我更加詫異,不知道接下來還有什麽事情要發生,可令我沒想到的是,她將小旗收了起來,將地上燃燒過的紙灰也掃進了垃圾鬥,淚眼汪汪的坐在棺材前,再也沒有了其他的行動。
兩個女鬼,死死地抱住棺材。
本來我覺得沒什麽,可是白依依又不說話,看到這一幕,我突然覺得後背發寒,抓著番茄就出去了。
出去之後我才想到,這麽熱的天,白依依可能怕薑婆婆的屍體出現氣味,鬼魂陰氣重,冰寒無比,這才讓兩個女鬼趴在棺材上鎮棺。
想明白之後我也不那麽怕了,往玻璃瓶中擠了一大汪番茄汁,一口氣吹醒了童童。
醒來的童童感覺到了番茄汁,正在吸收紅色的汁液,我正聚精會神地看著玻璃瓶中的番茄汁慢慢變少,突然感覺到寨門口有黑影晃了進來。
我能肯定不是自己眼睛花了。
來者不善,善者不來,我正要去通知白依依,突然聽見叮叮鈴鈴的聲音響了起來,是寨門口懸掛的風鈴。
薑婆婆還未死的時候,我就見到寨門口懸掛著很多風鈴,隻是這些風鈴是中空的,就奇怪的問薑婆婆,這鈴鐺沒有芯,怎麽響。
薑婆婆說陰氣可撞鈴,這是白無香布置的鈴鐺,隻要有邪氣的東西想進這個寨子來,鈴鐺就會響。
聽到鈴鐺作響,給薑婆婆守著棺材的白依依突然推門衝了出來,這時候那些黑影子才現身出來,他們都穿著一身蓑衣,頭上帶著一個鬥笠。
四叔給我講陰物的時候,曾經講過,蓑衣和鬥笠都是容易通鬼神的東西,令鬼魂附在蓑衣上,穿著蓑衣的人會比平時走的快,特別是夜裏,隻能看到一團影子。
穿戴蓑衣和鬥笠的人共有四個,白依依脆生生地喊了一聲,“什麽人,站住!”
那四個穿蓑衣的人在木房子不遠處站住不動了,依次掀開了頭上的鬥笠,最左邊那個身形苗條,臉龐白皙帶著煞氣,卻是王軒軒。
和王軒軒站在一塊的,是一個穿一身黑衣的中年男子,他的手中拿著一把合在一起的白紙扇,正不停的拍打在手心裏,指著我說,“是這個男孩麽?”
王軒軒點了點頭,哼了一聲,“這小子本來早就該沒命了,這白無香用什麽東西給他續了命。

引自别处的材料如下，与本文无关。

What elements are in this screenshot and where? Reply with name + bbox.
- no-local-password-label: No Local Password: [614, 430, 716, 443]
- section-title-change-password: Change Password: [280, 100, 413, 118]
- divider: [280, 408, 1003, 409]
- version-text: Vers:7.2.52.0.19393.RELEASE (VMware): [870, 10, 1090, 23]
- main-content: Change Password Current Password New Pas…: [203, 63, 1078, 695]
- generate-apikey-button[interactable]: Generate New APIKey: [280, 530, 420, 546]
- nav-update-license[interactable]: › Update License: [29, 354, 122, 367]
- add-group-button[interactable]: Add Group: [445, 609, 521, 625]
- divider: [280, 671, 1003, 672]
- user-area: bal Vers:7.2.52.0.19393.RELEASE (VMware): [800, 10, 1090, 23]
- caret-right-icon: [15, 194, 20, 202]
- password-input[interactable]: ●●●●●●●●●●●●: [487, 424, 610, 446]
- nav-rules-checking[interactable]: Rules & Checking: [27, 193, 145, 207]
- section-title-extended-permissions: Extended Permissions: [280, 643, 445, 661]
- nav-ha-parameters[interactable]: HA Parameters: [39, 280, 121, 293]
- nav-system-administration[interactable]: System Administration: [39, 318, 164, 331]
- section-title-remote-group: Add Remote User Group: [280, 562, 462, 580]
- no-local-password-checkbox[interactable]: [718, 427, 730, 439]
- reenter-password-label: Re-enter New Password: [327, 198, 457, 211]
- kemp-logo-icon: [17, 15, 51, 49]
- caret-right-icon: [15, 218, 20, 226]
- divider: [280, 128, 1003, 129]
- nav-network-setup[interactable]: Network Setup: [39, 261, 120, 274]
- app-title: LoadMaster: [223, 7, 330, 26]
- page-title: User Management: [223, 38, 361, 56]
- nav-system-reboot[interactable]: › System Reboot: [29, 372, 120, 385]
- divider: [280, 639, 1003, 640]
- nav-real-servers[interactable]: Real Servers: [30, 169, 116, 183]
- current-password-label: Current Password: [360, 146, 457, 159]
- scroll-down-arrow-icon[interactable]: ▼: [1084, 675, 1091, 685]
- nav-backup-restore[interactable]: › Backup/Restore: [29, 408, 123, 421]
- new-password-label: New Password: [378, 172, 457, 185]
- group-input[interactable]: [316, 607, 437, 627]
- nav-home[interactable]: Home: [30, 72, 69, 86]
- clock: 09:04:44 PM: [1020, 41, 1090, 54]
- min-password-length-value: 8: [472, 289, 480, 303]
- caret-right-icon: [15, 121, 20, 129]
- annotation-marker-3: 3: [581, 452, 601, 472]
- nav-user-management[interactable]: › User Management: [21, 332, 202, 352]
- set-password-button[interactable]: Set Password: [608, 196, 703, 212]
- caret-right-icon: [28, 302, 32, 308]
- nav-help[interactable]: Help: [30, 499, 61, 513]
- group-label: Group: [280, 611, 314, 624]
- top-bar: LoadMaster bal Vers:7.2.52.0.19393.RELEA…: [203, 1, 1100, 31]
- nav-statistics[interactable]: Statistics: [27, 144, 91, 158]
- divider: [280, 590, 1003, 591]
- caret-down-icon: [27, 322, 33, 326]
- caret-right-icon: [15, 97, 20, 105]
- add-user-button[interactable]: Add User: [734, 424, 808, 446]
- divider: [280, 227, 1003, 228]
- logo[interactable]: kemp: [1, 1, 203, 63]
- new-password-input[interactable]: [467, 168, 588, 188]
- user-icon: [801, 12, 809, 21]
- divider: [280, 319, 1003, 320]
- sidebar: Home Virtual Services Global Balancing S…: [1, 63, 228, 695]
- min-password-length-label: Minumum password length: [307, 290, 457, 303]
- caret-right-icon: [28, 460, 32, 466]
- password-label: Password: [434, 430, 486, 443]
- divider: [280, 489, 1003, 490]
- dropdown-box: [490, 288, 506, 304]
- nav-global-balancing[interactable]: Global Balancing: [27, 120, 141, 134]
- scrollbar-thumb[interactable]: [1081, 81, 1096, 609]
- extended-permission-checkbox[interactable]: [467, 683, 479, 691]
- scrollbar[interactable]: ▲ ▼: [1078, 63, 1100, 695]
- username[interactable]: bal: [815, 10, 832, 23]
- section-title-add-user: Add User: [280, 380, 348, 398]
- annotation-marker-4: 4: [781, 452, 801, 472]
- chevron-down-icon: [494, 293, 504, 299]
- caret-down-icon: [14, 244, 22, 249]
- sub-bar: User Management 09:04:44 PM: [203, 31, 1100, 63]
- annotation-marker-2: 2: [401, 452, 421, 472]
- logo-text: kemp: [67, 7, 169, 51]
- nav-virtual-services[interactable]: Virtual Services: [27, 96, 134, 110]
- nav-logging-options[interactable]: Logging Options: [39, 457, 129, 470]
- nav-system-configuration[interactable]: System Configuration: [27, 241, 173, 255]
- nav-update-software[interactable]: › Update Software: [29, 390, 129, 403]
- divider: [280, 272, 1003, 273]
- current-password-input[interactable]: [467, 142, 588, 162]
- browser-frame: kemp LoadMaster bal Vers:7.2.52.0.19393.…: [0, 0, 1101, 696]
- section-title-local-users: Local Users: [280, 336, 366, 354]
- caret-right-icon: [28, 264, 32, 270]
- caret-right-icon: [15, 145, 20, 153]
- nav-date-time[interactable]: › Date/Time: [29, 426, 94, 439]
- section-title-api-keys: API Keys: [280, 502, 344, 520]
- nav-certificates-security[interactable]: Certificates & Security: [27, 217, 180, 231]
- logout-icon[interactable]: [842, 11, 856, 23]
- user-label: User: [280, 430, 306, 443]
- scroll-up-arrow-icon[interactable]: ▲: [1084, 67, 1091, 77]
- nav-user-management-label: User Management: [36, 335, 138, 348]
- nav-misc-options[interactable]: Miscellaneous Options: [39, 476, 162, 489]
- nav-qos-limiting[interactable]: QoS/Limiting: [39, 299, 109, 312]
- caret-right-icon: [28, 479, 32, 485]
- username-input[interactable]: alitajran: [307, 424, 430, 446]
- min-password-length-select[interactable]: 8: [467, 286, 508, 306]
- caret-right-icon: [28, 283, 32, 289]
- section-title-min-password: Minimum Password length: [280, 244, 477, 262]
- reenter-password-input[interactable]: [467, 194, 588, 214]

”
拿紙扇的男人收起了折扇,冷笑了一聲,“她白無香再厲害,現在已經去找邪鬼王了,一時半會是不會回來的,趕緊拿了他,弄成幹屍就保險了。這山石上有白無香的意念,她很快就能感應到,我們必須要快一些。”
說完之後,男人揮手身後的兩個人上來。
身後的兩個男人聽見號令就轉了上來,兩個人手中拿著粗長的鐵鏈子,看來要將我綁走。
這時候站在我旁邊的白依依轉頭向我,問出了第一句話,“是來找你的麽?”
我點了點頭,心想糟糕,不料她卻說道,“雖然我恨你連累死了薑婆婆,但在雲寨裏,我是不會讓他們將你帶走的。”
女孩從身後抽出了一把劍,一把潔白無匹的劍。